Так в чем же своеобразие современного туризма, отличающее его от всех видов нетуристических путешествий, которые существовали до Нового времени?
Урри и Ларсен подчеркивают, что такой характерной чертой является массовость, неразрывно связанная с промышленной революцией[20]. По их мнению, и в Риме, и в Венеции существовали различные институты, которые привели к возникновению современного туризма. Так, в Римской империи имелись учреждения, связанные с путешествиями, а в Венеции организовывались регулярные туры в Палестину. Но такие путешествия были доступны лишь отдельным категориям состоятельных римлян и венецианцев. С другой стороны, современный туризм, возникший в эпоху модерна, никогда не был уделом богатых (миллионы из статистики выше являются лучшим доказательством его массового характера). В этом отношении эти два явления отличаются друг от друга.
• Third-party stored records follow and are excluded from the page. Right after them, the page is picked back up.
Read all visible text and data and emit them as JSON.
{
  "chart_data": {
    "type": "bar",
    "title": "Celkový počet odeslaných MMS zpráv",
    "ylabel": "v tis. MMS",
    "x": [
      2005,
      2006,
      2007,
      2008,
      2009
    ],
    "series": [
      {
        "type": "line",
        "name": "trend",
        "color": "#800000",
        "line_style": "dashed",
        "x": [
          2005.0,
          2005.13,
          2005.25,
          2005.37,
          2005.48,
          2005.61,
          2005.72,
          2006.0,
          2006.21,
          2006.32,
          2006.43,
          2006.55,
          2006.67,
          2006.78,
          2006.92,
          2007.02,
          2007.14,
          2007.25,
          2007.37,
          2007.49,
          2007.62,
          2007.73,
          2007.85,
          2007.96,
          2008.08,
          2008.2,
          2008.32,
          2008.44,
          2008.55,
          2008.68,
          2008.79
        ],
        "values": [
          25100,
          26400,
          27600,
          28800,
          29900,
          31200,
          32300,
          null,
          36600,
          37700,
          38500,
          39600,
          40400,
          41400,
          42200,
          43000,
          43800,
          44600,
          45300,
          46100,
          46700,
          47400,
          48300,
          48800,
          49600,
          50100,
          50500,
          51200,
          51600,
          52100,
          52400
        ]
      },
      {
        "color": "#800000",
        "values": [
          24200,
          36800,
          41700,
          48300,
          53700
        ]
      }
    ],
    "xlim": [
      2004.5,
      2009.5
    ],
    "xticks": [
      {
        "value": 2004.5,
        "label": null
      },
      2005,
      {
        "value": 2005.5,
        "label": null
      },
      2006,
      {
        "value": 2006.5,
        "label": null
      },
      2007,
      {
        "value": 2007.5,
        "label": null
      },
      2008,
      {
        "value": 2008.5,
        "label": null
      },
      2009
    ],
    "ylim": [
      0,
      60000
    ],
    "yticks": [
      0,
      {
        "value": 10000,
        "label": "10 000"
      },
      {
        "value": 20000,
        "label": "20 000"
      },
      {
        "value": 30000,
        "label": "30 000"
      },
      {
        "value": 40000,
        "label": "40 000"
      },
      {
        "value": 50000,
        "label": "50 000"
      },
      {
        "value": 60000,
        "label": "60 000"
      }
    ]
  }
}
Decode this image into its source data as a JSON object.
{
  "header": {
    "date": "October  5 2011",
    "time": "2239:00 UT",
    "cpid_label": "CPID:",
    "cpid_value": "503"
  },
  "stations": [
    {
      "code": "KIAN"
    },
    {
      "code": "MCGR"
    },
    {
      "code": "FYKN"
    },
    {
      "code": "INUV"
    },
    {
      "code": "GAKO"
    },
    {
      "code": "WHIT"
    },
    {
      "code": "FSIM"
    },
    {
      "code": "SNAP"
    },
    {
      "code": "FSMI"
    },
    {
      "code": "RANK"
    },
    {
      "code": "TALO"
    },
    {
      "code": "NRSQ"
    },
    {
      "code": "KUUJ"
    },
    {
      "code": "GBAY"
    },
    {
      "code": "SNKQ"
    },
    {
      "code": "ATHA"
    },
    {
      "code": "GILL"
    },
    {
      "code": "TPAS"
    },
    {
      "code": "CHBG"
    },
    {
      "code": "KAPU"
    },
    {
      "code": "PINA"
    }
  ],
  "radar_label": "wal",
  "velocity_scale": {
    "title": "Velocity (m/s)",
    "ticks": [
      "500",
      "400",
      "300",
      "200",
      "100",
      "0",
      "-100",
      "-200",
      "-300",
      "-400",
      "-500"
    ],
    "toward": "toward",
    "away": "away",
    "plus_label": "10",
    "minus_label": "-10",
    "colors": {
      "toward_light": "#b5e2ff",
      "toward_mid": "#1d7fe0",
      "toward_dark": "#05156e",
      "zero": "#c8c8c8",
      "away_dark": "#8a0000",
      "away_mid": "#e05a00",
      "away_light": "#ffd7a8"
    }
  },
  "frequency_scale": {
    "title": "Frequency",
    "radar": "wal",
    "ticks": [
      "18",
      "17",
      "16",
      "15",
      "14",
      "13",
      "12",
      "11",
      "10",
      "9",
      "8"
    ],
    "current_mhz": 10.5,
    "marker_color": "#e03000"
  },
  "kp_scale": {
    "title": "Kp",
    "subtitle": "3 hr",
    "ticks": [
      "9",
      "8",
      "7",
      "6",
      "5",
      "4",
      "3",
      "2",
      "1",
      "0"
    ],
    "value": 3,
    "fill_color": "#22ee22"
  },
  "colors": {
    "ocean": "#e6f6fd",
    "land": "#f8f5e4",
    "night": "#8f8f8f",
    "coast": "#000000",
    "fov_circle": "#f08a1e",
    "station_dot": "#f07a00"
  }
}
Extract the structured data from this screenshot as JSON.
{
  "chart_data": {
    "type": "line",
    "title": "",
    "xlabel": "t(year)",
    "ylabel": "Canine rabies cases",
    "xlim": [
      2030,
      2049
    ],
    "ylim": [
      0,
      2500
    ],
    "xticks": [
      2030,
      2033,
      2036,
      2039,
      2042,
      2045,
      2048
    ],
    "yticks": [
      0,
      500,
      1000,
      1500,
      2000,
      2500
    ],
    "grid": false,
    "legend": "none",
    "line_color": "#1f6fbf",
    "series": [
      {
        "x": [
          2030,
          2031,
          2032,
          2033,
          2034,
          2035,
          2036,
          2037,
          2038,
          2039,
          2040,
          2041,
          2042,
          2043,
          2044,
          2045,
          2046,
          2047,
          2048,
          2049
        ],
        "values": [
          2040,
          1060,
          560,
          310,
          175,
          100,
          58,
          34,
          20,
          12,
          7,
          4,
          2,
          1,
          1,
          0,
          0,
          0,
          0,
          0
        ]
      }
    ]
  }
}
Чтобы туризм стал туризмом, должна была случиться промышленная революция, рабочий класс должен был ощутить свою силу, а его образ жизни должен был претерпеть значительные изменения, чтобы включить в себя понятие досуга. Иными словами, должно было родиться массовое общество, общество потребления. Понятия «массовое общество» и «общество потребления» обычно используются для обозначения общества XX века, однако зачатки таких характеристик можно обнаружить уже в середине XIX века. Из них и родился туризм. Урри и Ларсен утверждают, что «одним из последствий экономической, демографической и пространственной трансформации городов XIX века стало создание саморегулирующихся сообществ рабочего класса, сообществ, относительно автономных как в отношении старых, так и новых институтов общества в целом. Такие сообщества сыграли важную роль в развитии форм досуга, присущих рабочему классу»[21]. Из этих новых форм досуга родилась новая индустрия, а именно туризм. Если более конкретно, то по Урри и Ларсену причину можно усмотреть в начавшемся в 1840-х годах развитии морских курортов Британии. XIX век ознаменовался популярностью пляжного отдыха среди рабочих и быстрой урбанизацией бедных рыбацких деревень (Брайтона и т. п.). К тому же это стало альтернативой монополизированным аристократией XIX века поездкам «на воды». В то время купание в море не воспринималось как увеселительное мероприятие, а считалось аналогичным лечению на горячих источниках.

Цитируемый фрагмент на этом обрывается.